Meninos e meninas de tuxá fingindo remar uma canoa improvisada (1987). Foto: Angela Nunes
Meninos e meninas de tuxá fingindo remar uma canoa improvisada (1987). Foto: Angela Nunes
Voltando a ser gente do rio
O antropólogo Nássaro Násser, que esteve entre os Tuxá e produziu um trabalho chamado Economia Tuxá, em 1975, terminou sua dissertação alertando que uma “nova” ameaça pairava no horizonte da comunidade. Referia-se à hidrelétrica que veio a ser construída. Diante do longo histórico de esbulho e ataques sofridos, Násser concluiu “mormente agora, que se sentem ameaçados de ter seu território submerso nas águas do São Francisco, pela barragem que será construída pela CHESF, quem sabe, o último e definitivo golpe que lhes dará a sociedade envolvente”.
Não foi o último golpe, porque as novas gerações continuam chegando. E chegam ávidas por justiça pelos parentes que se foram sem ver a terra prometida nos acordos e convênios firmados e também por construir cotidianamente um futuro digno para o povo Tuxá. Em 2017, a comunidade se organizou e retomou uma área na margem do Opará, conhecida como “Aldeia Avó”. O território fica em frente ao território que foi inundado. Desde então, temos ocupado esse espaço, cobrando do Estado brasileiro as medidas cabíveis em prol de nossos direitos.

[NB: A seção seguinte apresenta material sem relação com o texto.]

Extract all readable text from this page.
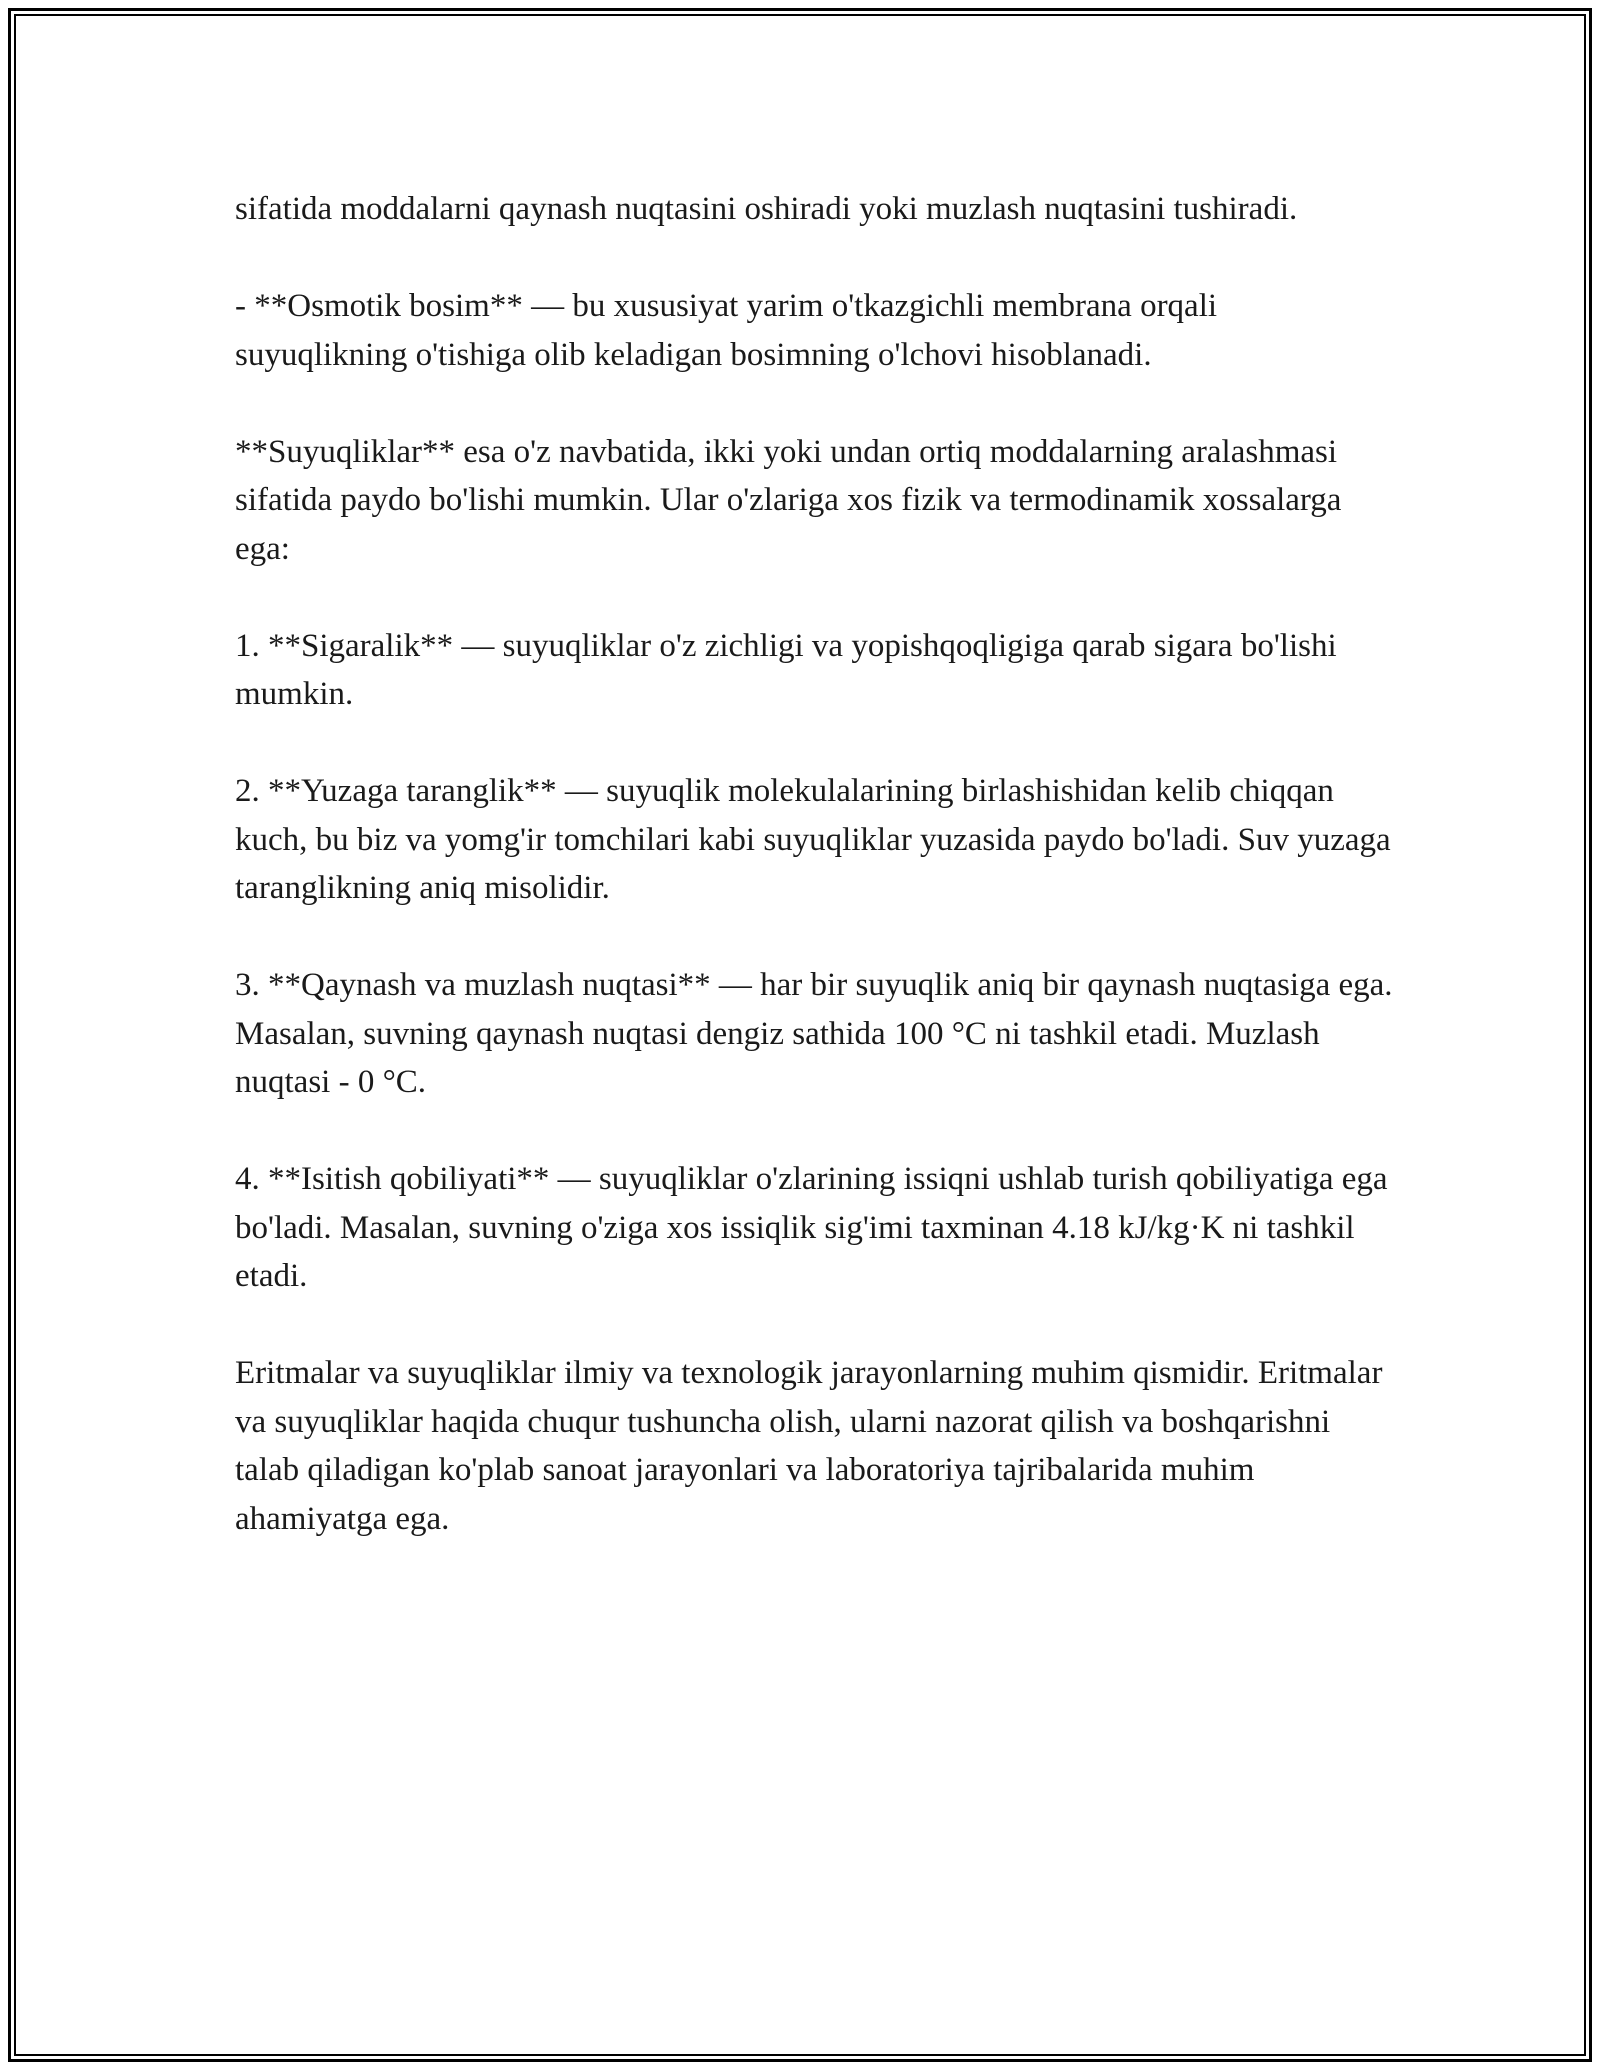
sifatida moddalarni qaynash nuqtasini oshiradi yoki muzlash nuqtasini tushiradi.

- **Osmotik bosim** — bu xususiyat yarim o'tkazgichli membrana orqali suyuqlikning o'tishiga olib keladigan bosimning o'lchovi hisoblanadi.

**Suyuqliklar** esa o'z navbatida, ikki yoki undan ortiq moddalarning aralashmasi sifatida paydo bo'lishi mumkin. Ular o'zlariga xos fizik va termodinamik xossalarga ega:

1. **Sigaralik** — suyuqliklar o'z zichligi va yopishqoqligiga qarab sigara bo'lishi mumkin.

2. **Yuzaga taranglik** — suyuqlik molekulalarining birlashishidan kelib chiqqan kuch, bu biz va yomg'ir tomchilari kabi suyuqliklar yuzasida paydo bo'ladi. Suv yuzaga taranglikning aniq misolidir.

3. **Qaynash va muzlash nuqtasi** — har bir suyuqlik aniq bir qaynash nuqtasiga ega. Masalan, suvning qaynash nuqtasi dengiz sathida 100 °C ni tashkil etadi. Muzlash nuqtasi - 0 °C.

4. **Isitish qobiliyati** — suyuqliklar o'zlarining issiqni ushlab turish qobiliyatiga ega bo'ladi. Masalan, suvning o'ziga xos issiqlik sig'imi taxminan 4.18 kJ/kg·K ni tashkil etadi.

Eritmalar va suyuqliklar ilmiy va texnologik jarayonlarning muhim qismidir. Eritmalar va suyuqliklar haqida chuqur tushuncha olish, ularni nazorat qilish va boshqarishni talab qiladigan ko'plab sanoat jarayonlari va laboratoriya tajribalarida muhim ahamiyatga ega.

Nosso Pajé costumava dizer que “o índio sem terra não vive”. O que é curioso quando consideramos que por três gerações nascidas na nova aldeia, o povo Tuxá tem se reinventado para viver em um mundo sem as ilhas, em um mundo sem terra. É assim que ao retomarmos a Aldeia Avó, , retomamos também o Rio, reinventamos o presente para retomar o futuro. As crianças voltam a nadar nas águas do Opará, e é também a própria noção de pessoa, da pessoa tuxá, que se refaz. Voltamos a ser povo do Rio, a ser Opará e ali tiramos a inspiração para reforçarmos a luta por direitos e justiça.